The manta tows were classified as one of four sectors. Therefore, we classified model sites as one of these four sectors: any polygons spatially underlying the manta tow tracks based on GPS tracks of the manta tow were assigned to the underlying manta tow sector, provided they were also classified as the reef slope or sheltered reef slope geomorphic zone, as the manta tows do not survey the outer flat or the crest zones (Fig. 2b,c). We visually compared trajectories of total coral cover in the empirical manta tow data for each sector with the predictions of total coral cover for the underlying C~scape polygons.

All scenarios were replicated 100 times, each sampling once from 100 the integral projection matrices generated to capture demographic uncertainty.

Time-averaged annual change in coral cover

Validating time-series dynamics can be challenging because, for instance, if a modelled disturbance early in the time-series leads to a perturbation that is either smaller or larger than observed in the empirical data, it introduces errors that propagate throughout the analysis. Therefore, we identified temporal windows without acute disturbances and calculated the time-averaged population growth rate as percent change in coral cover per year in these windows. We stipulated that these windows must span at least 2 years in duration. We identified three windows for each of the two reefs (Fig. 7). For each recovery window, we reinitialised the model using the coral cover data from the nearest empirical data point. This ensured that both the model and empirical growth rates were calculated from the same starting point.

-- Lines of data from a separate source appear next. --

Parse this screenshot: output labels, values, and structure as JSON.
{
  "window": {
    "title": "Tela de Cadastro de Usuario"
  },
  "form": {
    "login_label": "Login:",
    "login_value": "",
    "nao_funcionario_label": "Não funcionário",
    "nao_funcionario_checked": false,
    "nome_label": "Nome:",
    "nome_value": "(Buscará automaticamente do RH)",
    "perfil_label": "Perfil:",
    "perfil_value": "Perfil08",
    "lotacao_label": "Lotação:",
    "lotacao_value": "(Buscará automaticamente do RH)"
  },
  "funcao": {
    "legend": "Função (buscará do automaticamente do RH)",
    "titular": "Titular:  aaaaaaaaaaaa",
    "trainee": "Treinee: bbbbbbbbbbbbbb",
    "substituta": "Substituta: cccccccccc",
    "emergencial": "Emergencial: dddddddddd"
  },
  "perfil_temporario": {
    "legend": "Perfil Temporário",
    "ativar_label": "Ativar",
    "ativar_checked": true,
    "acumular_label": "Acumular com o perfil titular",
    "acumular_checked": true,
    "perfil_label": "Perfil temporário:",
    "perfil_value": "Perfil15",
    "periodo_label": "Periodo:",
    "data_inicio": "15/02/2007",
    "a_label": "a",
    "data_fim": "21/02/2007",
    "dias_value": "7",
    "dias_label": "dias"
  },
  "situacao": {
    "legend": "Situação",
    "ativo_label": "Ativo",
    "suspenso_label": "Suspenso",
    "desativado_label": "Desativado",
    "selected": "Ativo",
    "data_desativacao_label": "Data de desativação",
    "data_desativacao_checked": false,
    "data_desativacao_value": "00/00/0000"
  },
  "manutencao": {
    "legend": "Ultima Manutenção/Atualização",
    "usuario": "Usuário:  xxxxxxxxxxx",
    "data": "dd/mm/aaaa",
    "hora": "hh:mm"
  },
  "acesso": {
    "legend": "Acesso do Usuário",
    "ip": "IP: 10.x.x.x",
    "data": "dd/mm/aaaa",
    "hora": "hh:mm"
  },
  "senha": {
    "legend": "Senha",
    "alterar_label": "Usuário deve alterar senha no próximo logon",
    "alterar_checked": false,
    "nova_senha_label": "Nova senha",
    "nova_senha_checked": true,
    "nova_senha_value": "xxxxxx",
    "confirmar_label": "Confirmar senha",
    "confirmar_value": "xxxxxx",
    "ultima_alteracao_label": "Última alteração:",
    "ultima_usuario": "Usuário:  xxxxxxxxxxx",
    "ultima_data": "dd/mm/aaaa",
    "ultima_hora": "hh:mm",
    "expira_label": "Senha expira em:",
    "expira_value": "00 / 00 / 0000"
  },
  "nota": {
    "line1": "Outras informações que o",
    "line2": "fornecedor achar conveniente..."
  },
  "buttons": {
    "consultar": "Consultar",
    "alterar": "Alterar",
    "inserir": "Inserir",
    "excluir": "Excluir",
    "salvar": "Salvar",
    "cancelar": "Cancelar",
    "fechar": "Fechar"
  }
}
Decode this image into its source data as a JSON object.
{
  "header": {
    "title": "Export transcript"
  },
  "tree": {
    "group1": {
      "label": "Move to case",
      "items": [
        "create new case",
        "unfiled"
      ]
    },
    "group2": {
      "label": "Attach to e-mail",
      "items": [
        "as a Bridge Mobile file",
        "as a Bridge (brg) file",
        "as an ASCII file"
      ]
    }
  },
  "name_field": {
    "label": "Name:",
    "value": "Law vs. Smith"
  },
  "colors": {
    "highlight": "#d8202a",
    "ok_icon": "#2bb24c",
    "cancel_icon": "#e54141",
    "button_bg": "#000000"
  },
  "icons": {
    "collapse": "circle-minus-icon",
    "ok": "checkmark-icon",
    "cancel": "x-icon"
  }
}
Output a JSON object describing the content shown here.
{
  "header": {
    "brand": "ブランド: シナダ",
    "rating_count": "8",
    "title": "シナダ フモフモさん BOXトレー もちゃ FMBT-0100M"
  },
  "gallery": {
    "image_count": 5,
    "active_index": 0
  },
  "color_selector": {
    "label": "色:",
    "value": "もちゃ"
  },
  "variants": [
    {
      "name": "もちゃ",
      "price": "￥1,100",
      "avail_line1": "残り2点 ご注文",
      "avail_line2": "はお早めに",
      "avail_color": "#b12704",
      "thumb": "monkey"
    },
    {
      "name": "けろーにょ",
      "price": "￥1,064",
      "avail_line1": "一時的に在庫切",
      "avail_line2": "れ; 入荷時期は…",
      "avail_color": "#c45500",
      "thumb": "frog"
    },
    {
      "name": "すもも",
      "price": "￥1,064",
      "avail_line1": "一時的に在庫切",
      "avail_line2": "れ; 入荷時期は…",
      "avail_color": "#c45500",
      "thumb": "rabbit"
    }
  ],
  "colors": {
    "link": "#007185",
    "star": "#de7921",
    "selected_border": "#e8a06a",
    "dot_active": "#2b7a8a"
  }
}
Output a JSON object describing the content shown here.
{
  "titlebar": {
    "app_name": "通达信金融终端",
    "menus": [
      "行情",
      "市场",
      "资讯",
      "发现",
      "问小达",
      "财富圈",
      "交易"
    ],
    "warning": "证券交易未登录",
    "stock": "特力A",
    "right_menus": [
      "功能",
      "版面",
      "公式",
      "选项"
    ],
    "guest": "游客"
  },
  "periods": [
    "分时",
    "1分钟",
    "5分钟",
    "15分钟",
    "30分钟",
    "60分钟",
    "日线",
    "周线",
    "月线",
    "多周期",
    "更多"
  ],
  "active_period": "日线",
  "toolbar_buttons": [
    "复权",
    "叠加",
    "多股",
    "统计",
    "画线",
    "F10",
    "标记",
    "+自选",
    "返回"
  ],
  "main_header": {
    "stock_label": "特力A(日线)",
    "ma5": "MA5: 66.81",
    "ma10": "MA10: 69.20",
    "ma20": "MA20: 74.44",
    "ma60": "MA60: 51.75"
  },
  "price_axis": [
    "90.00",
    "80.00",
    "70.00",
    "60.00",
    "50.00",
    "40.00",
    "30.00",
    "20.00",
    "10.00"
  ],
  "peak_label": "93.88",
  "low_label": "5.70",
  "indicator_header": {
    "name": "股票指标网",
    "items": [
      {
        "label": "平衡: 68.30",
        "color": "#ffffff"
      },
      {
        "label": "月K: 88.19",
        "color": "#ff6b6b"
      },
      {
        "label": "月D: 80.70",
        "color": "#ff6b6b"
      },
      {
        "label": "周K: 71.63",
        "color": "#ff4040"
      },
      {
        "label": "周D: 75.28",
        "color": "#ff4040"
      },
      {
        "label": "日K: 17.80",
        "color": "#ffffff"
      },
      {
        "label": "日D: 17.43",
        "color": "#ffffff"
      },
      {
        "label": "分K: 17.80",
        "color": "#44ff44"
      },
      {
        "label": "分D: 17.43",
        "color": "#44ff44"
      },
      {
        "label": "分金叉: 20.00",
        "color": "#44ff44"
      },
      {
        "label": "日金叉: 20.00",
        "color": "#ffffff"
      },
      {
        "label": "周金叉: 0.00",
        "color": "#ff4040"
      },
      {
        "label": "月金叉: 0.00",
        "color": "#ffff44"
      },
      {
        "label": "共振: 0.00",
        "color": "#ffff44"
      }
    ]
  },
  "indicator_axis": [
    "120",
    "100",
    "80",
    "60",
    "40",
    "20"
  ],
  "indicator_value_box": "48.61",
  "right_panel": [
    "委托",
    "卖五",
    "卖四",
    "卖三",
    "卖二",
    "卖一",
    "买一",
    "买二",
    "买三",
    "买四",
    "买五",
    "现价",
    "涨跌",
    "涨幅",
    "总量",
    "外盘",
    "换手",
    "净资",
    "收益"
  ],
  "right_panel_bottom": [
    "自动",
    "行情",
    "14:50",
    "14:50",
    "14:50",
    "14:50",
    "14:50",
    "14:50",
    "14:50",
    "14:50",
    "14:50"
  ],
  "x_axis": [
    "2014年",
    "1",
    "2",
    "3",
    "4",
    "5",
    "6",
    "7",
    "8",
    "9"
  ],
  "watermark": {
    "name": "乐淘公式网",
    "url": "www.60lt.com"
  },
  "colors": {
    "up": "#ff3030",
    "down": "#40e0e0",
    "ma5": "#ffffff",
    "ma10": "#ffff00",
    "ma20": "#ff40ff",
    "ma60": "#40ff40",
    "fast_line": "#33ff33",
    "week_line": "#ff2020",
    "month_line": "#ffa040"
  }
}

We compared population growth rates as change in percentage coral cover over time for Moore and Thetford reefs for the: (i) Manta tow reef average versus the average of model sites underlying the tows spatially, (ii) Manta tow average in each of the four sectors versus the average of model sites underlying these sectors spatially (iii) Fixed photo transect average with the average of the three underlying or closest polygons (Fig. 2).

The manta tow GPS tracks crossed areas that the geomorphic maps indicated were not the appropriate habitat for corals (i.e., not one of Reef Slope, Reef Crest, Outer Reef Flat or Sheltered Reef Slope) and were therefore not modelled explicitly by C~scape in the case study. While we had GPS tracks of the manta tows, we did not have this information for each individual tow, and therefore could not remove the tows that were not over modelled reef areas for comparison to the model. Rather, we determined approximately how many site polygons would underlie the manta tow track if the geomorphic map had suggested it was coral-appropriate area. For Moore Reef this was eight sites in the back sector and for Thetford reef this was four sites in the back sector. For scenarios where we informed the model using the benthic habitat map, we specified that these sites have zero coral cover in all years.